FIG. 6 is a configuration explanatory diagram showing a fourth embodiment. In this example, in the example shown in FIG. 1, the light from the light source 2 is interrupted by a chopper 5 having two types of apertures as shown in FIG. , the light is again received by the detector 3 via the optical fiber 63. Opening hole 51 of Chiyotsupa 5,
51, the light is emitted from the optical fiber 61, and the light is opened 5
2 and 52, the light is emitted from the optical fiber 62.

Alternatively, light sources, detectors, etc. may be arranged so that light can be emitted and received at many angles, and an appropriate angle may be selected and calculated depending on the surface condition of the object to be measured.

[Effect of the invention] Since emissivity and temperature are measured in advance by using the fact that the difference in contribution rates has a predetermined relationship with the ratio of contribution rates, it is possible to measure emissivity and temperature with a simple configuration. It is possible to measure the temperature of the correct target. In particular, since it does not have a heat source, there is no deterioration of the detector etc. due to heat generation, and it does not have large moving parts that move the heat source, so it is small and compact.
Moreover, by using an optical fiber, it becomes non-inductive.

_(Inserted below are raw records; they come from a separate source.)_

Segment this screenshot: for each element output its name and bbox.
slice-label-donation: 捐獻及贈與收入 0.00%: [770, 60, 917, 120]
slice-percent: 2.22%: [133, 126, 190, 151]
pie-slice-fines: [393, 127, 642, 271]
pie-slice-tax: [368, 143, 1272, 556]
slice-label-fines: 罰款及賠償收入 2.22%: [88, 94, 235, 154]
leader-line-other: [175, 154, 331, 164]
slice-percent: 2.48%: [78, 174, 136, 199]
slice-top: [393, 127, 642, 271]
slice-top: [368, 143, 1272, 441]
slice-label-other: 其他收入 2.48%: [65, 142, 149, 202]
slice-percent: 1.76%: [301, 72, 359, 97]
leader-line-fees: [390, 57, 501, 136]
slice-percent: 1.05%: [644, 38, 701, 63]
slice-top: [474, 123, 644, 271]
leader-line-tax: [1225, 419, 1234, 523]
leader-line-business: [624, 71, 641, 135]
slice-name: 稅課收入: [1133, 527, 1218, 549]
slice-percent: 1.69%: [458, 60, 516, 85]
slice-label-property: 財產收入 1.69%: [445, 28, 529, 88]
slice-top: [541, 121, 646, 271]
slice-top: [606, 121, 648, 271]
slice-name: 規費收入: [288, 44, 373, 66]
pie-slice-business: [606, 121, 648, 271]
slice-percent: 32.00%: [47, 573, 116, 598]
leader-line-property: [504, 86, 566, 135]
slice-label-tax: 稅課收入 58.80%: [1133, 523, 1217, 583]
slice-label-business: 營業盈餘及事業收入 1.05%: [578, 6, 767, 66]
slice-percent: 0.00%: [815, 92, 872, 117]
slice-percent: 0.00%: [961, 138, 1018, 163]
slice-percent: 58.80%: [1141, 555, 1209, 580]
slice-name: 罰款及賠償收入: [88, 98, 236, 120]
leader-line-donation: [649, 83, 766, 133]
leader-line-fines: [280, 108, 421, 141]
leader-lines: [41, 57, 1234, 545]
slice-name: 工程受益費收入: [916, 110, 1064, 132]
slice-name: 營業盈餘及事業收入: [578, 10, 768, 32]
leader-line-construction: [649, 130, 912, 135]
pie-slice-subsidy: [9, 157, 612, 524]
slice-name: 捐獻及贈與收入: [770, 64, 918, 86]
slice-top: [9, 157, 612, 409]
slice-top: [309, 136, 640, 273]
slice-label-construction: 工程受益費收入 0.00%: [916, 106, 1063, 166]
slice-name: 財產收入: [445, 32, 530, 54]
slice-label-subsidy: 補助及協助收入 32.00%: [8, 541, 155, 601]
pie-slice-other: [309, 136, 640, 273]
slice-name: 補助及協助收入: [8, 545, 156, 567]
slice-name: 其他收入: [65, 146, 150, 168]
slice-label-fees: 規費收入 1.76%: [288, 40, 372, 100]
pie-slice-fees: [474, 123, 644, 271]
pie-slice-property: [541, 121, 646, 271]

[Brief explanation of the drawing]

FIG. 1, FIG. 3, FIG. 4, FIG. 5, FIG. 6, and FIG. 7 are configuration explanatory diagrams showing one embodiment of the present invention;
FIG. 2 is a diagram showing the relationship between the contribution rate difference D and the ratio R. 1... Measurement object, 2, 21, 22... Light source,
3, 31, 32...Detector, 4...Calculating means, 5
...Chiyotsupa, 61, 62, 63...Optical fiber, _L1 , _L2 , _L3 ...Visual field limiting means.

Claims (1)

[Claims] 1. Two or more light sources of the same radiant energy that emit or receive light at two or more predetermined angles with respect to the normal to the measurement position of the measurement object, and one detector or one
Two light sources and two or more detectors, and two detection signals E1 when reflected from the measurement target by light emitting and receiving light at different angles and incident independently on the detector with contribution rates g1 and g2, respectively. , E2 and the detection signal when there is no radiant energy from the light source.
Ratio of difference from E0 = (E2 - E0) / (E1 - E0) = g2 /
g1 is calculated, and the difference D in the contribution rate is calculated based on the relationship experimentally determined in advance between the ratio of contribution rates R = g2 / g1 and the difference in contribution rates D = (g1 - g2). It is characterized by comprising a calculation means for determining the emissivity of the object to be measured using the difference D, the ambient temperature determined by a temperature detector, etc., and the radiant energy of the light source, and calculating the temperature of the object to be measured from this emissivity. Radiation temperature measurement device. 2. The radiation temperature measuring device according to claim 1, which includes a case where the light emitting angle and the light receiving angle with respect to the normal line of one light source and one detector are made to match. 3. The radiation temperature measuring device according to claim 2, wherein the light emitting angle and the light receiving angle with respect to the normal line of the light source and the detector are approximately 0 degrees. 4. The radiation temperature measuring device according to any one of claims 1 to 3, characterized in that it emits or receives light using an optical fiber. 5. Claims 1 to 4, characterized in that the light source or the detector is provided with field-of-view limiting means such as a gradient index rod lens or a microlens.
The radiation temperature measuring device according to any one of paragraphs. 6. The radiation temperature measuring device according to any one of claims 1 to 5, characterized in that the light from the light source is intermittent by a chopper so that the light is not emitted.